Wolff concluded, “I can assure Mr. Navarro — and if he weren't so anti-Chinese in his orientation, he would've figured this out — that there are many ways the Chinese can push back. If they can't use rare earths, if America can produce them, they will find other ways. The problem here is not rare earths, and the problem here is not, quote unquote, a ‘Chinese chokehold.’ The problem is an adversarial relationship, when the only rational way to deal with the spectacular growth of China is to sit down and work out cohabitation arrangements.”
Dr. Robert J. Shapiro, a former economic adviser to Democratic presidential candidates and presidents including Bill Clinton and Barack Obama, was also skeptical of Navarro’s arguments.
“Rare earth minerals can be found around the world,” Shapiro told AlterNet. “We've heard that rare earth minerals were part of the justification for Trump's fantasy of seizing Greenland — although there are a lot of rarer minerals there, they're under, you know, a hundred feet [of ice]. There are rare earth minerals in the United States, in Africa, in Asia. It's kind of similar to oil: there's plenty of oil in the world. The issue is how much it takes to extract it. The same is true of rare earth minerals.”

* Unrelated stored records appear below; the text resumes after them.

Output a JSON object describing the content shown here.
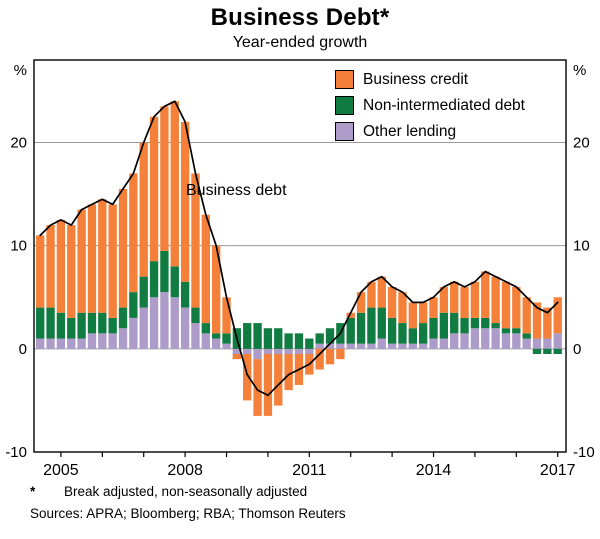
{
  "chart_data": {
    "type": "bar",
    "subtype": "stacked-bars-with-line",
    "title": "Business Debt*",
    "subtitle": "Year-ended growth",
    "annotation": "Business debt",
    "y_unit": "%",
    "ylim": [
      -10,
      28
    ],
    "xlim": [
      2004.35,
      2017.2
    ],
    "yticks": [
      -10,
      0,
      10,
      20
    ],
    "gridlines": [
      0,
      10,
      20
    ],
    "xticks": [
      2005,
      2008,
      2011,
      2014,
      2017
    ],
    "grid": true,
    "legend_position": "top-right-inside",
    "legend": [
      {
        "label": "Business credit",
        "color": "#F5803A"
      },
      {
        "label": "Non-intermediated debt",
        "color": "#107C41"
      },
      {
        "label": "Other lending",
        "color": "#AD9CC9"
      }
    ],
    "x": [
      2004.5,
      2004.75,
      2005,
      2005.25,
      2005.5,
      2005.75,
      2006,
      2006.25,
      2006.5,
      2006.75,
      2007,
      2007.25,
      2007.5,
      2007.75,
      2008,
      2008.25,
      2008.5,
      2008.75,
      2009,
      2009.25,
      2009.5,
      2009.75,
      2010,
      2010.25,
      2010.5,
      2010.75,
      2011,
      2011.25,
      2011.5,
      2011.75,
      2012,
      2012.25,
      2012.5,
      2012.75,
      2013,
      2013.25,
      2013.5,
      2013.75,
      2014,
      2014.25,
      2014.5,
      2014.75,
      2015,
      2015.25,
      2015.5,
      2015.75,
      2016,
      2016.25,
      2016.5,
      2016.75,
      2017
    ],
    "series": [
      {
        "name": "Other lending",
        "color": "#AD9CC9",
        "values": [
          1,
          1,
          1,
          1,
          1,
          1.5,
          1.5,
          1.5,
          2,
          3,
          4,
          5,
          5.5,
          5,
          4,
          2.5,
          1.5,
          1,
          0.5,
          -0.5,
          -0.5,
          -1,
          -0.5,
          -0.5,
          -0.5,
          -0.5,
          -0.5,
          0.5,
          0.5,
          0.5,
          0.5,
          0.5,
          0.5,
          1,
          0.5,
          0.5,
          0.5,
          0.5,
          1,
          1,
          1.5,
          1.5,
          2,
          2,
          2,
          1.5,
          1.5,
          1,
          1,
          1,
          1.5
        ]
      },
      {
        "name": "Non-intermediated debt",
        "color": "#107C41",
        "values": [
          3,
          3,
          2.5,
          2,
          2.5,
          2,
          2,
          1.5,
          2,
          2.5,
          3,
          3.5,
          4,
          3,
          2.5,
          1.5,
          1,
          0.5,
          1,
          2,
          2.5,
          2.5,
          2,
          2,
          1.5,
          1.5,
          1,
          1,
          1.5,
          2,
          2.5,
          3,
          3.5,
          3,
          2.5,
          2,
          1.5,
          2,
          2,
          2.5,
          2,
          1.5,
          1,
          1,
          0.5,
          0.5,
          0.5,
          0.5,
          -0.5,
          -0.5,
          -0.5
        ]
      },
      {
        "name": "Business credit",
        "color": "#F5803A",
        "values": [
          7,
          8,
          9,
          9,
          10,
          10.5,
          11,
          11,
          11.5,
          11.5,
          13,
          14,
          14,
          16,
          15.5,
          13,
          10.5,
          8.5,
          3.5,
          -0.5,
          -4.5,
          -5.5,
          -6,
          -5,
          -3.5,
          -3,
          -2,
          -2,
          -1.5,
          -1,
          0.5,
          2,
          2.5,
          3,
          3,
          3,
          2.5,
          2,
          2,
          2.5,
          3,
          3,
          3.5,
          4.5,
          4.5,
          4.5,
          4,
          3.5,
          3.5,
          3,
          3.5
        ]
      }
    ],
    "line": {
      "name": "Business debt",
      "color": "#000000",
      "values": [
        11,
        12,
        12.5,
        12,
        13.5,
        14,
        14.5,
        14,
        15.5,
        17,
        20,
        22.5,
        23.5,
        24,
        22,
        17,
        13,
        10,
        5,
        1,
        -2.5,
        -4,
        -4.5,
        -3.5,
        -2.5,
        -2,
        -1.5,
        -0.5,
        0.5,
        1.5,
        3.5,
        5.5,
        6.5,
        7,
        6,
        5.5,
        4.5,
        4.5,
        5,
        6,
        6.5,
        6,
        6.5,
        7.5,
        7,
        6.5,
        6,
        5,
        4,
        3.5,
        4.5
      ]
    }
  },
  "footnote": {
    "marker": "*",
    "text": "Break adjusted, non-seasonally adjusted"
  },
  "sources": "Sources: APRA; Bloomberg; RBA; Thomson Reuters"
}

He added, “The attempt to make this into a national security issue — that's simply, what should we call it, the cover story. Whatever it is that they're proposing to do is something they want to do. The only real issue in securing sufficient rare earth minerals is the cost — how much are you willing to pay. So, to the extent that he is trying to make a national security argument, what is it he's actually defending?”
Shapiro concluded, “The pertinent issue here is not whether we're going to be able to get rare earth minerals — of course we are. We can get them from a hundred different sources around the world. The issue is how much it costs. And the fact that Peter Navarro wants to defend the crony capitalism of this administration, in which they give huge contracts paid for by taxpayers to their friends, or to companies in which they're invested — this is an attempt to cloak the ongoing corruption of this administration in national security. As with almost everything Peter Navarro speaks about, the argument fails.”
The Trump administration has previously indicated that it views rare earths as a lucrative industry and a major geopolitical chess piece. A company partially owned by Trump’s sons, Dominari Securities, struck a major deal for tungsten projects in Kazakhstan.